Depuis quelque temps, on voit des Roud Léiwen partout dans les rayons des supermarchés du pays. Sur les bières, cafés, crémants… Rencontre avec Will Kreutz, l’homme qui est derrière cette affaire.
Will Kreutz a passé l’âge de s’emmerder, et surtout l’âge où l’on accepte de se faire emmerder. Doté d’une solide carrière de communicant et de marketeur derrière lui – mais d’un caractère entier –, il n’a plus envie d’être dans l’obligation de répondre aux désidératas de clients moins inspirés que lui. Et comme il n’a pas non plus l’intention de raccrocher son cerveau sur le porte-manteau de l’entrée, il a décidé d’être désormais le seul maître à bord. En développant lui-même les produits qu’il vend, au moins, si ça ne marche pas, il saura à qui en vouloir !
Avec sa fille Iyoshi à ses côtés, l’homme qui était aux commandes des très enthousiasmants projets artistiques Goodbye Monopol a conçu une nouvelle façon de travailler. «Je recherche le plaisir et le challenge créatif, et uniquement sur des projets gratifiants. Finalement, je me rends compte que lorsque j’avais mon entreprise et 50 salariés, je ne ressentais plus aucune satisfaction. J’étais constamment stressé par le fait de gagner suffisamment d’argent pour payer tout le monde à la fin du mois.»
Qui dit projets gratifiants, dit produits de qualité, de ceux que l’on est fier de vendre. Will Kreutz ne veut pas mettre sur le marché n’importe quoi : il ne vise donc que le haut de gamme. Pas forcément parce que cela rapporte plus, mais parce qu’il veut que sa marque représente pour ses clients un repère inattaquable.
«Mes cafés ne sont pas des calques»
Pour son café, par exemple, le premier torréfacteur avec qui il a travaillé n’aura tenu que trois mois. «Un jour, chez un revendeur, j’ai vu qu’il y avait du café moulu dans mes sachets. Or je ne produis que du café en grains !» L’affaire ne s’est pas éternisée. «J’ai immédiatement fait le tour de tous les points de vente pour racheter l’intégralité de mes sachets. Je les ai tous détruits.» Il a retrouvé fissa un nouveau partenaire (le moulin Dieschbourg, à Echternach) et recréé une nouvelle série de sachets. L’affaire lui a coûté un bras, mais il était prêt à payer le prix de son intégrité. «Maintenant, je dois dire que je suis ravi de travailler avec Yves (NDLR : Dieschbourg, le directeur). Plus j’apprends sur le café, plus je me rends compte qu’il travaille bien.»

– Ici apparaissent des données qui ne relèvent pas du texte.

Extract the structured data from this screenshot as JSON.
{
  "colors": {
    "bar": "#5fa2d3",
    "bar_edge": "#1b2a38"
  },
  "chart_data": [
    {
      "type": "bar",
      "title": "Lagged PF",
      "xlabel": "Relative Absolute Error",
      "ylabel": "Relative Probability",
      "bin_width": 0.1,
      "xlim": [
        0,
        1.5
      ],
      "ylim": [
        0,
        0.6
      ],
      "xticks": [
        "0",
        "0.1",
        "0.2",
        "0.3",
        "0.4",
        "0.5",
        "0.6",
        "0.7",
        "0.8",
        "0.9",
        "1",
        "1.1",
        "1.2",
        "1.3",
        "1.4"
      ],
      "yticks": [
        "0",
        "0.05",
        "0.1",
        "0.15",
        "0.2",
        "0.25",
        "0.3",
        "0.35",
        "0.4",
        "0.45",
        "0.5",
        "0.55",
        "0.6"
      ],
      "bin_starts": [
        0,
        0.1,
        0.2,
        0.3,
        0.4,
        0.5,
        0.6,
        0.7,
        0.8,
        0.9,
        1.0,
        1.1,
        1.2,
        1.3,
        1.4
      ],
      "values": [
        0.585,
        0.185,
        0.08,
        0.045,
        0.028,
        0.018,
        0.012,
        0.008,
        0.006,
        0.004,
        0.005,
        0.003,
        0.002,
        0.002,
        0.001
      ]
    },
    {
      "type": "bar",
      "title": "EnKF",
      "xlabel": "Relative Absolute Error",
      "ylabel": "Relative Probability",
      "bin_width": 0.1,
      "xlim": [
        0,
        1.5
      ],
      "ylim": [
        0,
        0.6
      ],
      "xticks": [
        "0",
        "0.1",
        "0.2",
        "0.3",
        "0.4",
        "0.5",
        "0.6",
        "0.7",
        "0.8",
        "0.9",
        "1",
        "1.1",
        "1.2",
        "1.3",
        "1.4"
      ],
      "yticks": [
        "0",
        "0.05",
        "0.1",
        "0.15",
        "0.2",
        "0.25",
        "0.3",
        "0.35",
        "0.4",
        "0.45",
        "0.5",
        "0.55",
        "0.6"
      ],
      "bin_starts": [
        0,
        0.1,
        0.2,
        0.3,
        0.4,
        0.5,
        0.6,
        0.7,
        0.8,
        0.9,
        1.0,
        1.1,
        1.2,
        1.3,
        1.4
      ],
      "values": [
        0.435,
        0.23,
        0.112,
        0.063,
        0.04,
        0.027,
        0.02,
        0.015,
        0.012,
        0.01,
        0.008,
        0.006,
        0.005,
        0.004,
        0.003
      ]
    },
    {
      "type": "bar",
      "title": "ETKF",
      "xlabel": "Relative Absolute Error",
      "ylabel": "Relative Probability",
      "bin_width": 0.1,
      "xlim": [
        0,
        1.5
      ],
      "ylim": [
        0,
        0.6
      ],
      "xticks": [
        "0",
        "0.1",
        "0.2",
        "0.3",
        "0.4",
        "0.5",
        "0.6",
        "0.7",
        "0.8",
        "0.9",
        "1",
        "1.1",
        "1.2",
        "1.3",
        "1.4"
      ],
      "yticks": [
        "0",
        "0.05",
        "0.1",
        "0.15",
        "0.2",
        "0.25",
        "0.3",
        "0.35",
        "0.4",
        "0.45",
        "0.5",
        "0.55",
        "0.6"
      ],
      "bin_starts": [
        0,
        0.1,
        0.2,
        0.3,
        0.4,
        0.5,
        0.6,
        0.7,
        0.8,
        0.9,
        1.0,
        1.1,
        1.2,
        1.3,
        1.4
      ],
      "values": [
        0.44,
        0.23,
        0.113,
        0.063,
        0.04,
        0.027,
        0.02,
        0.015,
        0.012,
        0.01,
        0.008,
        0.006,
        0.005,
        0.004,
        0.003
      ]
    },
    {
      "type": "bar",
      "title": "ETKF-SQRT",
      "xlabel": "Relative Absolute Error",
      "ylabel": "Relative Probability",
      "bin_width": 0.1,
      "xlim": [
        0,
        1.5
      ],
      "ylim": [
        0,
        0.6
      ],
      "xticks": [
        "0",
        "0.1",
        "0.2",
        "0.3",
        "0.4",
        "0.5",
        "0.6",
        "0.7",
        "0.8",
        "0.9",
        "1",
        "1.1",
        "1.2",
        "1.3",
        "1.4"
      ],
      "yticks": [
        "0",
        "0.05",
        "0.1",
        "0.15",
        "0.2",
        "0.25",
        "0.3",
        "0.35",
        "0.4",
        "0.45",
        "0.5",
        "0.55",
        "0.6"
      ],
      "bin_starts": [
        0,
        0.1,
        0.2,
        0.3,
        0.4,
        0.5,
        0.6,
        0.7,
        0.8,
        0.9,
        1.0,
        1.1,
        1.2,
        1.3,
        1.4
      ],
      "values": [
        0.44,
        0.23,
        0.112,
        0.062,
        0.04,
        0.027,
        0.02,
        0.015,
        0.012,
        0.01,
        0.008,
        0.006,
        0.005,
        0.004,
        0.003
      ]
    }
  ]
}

La matière première est choisie avec le plus grand soin : «Je ne prends que du café bio et fairtrade. Pour moi, les labels sont importants car ils garantissent que les producteurs sont contrôlés régulièrement et qu’il n’y a pas de tricherie. C’est une sécurité indispensable.» Les grains proviennent d’Éthiopie, du Chiapas (au Mexique) et du Pérou.
C’est également lui qui teste et valide le mélange des différentes variétés. À l’écoute des professionnels, il goûte et goûte encore, une étape «très intéressante, mais aussi très stressante!». Les assemblages sont donc toujours originaux : «Je veux que tous mes cafés (NDLR : il en produit trois) soient authentiques. Ce ne sont pas des calques de produits qui existent déjà.»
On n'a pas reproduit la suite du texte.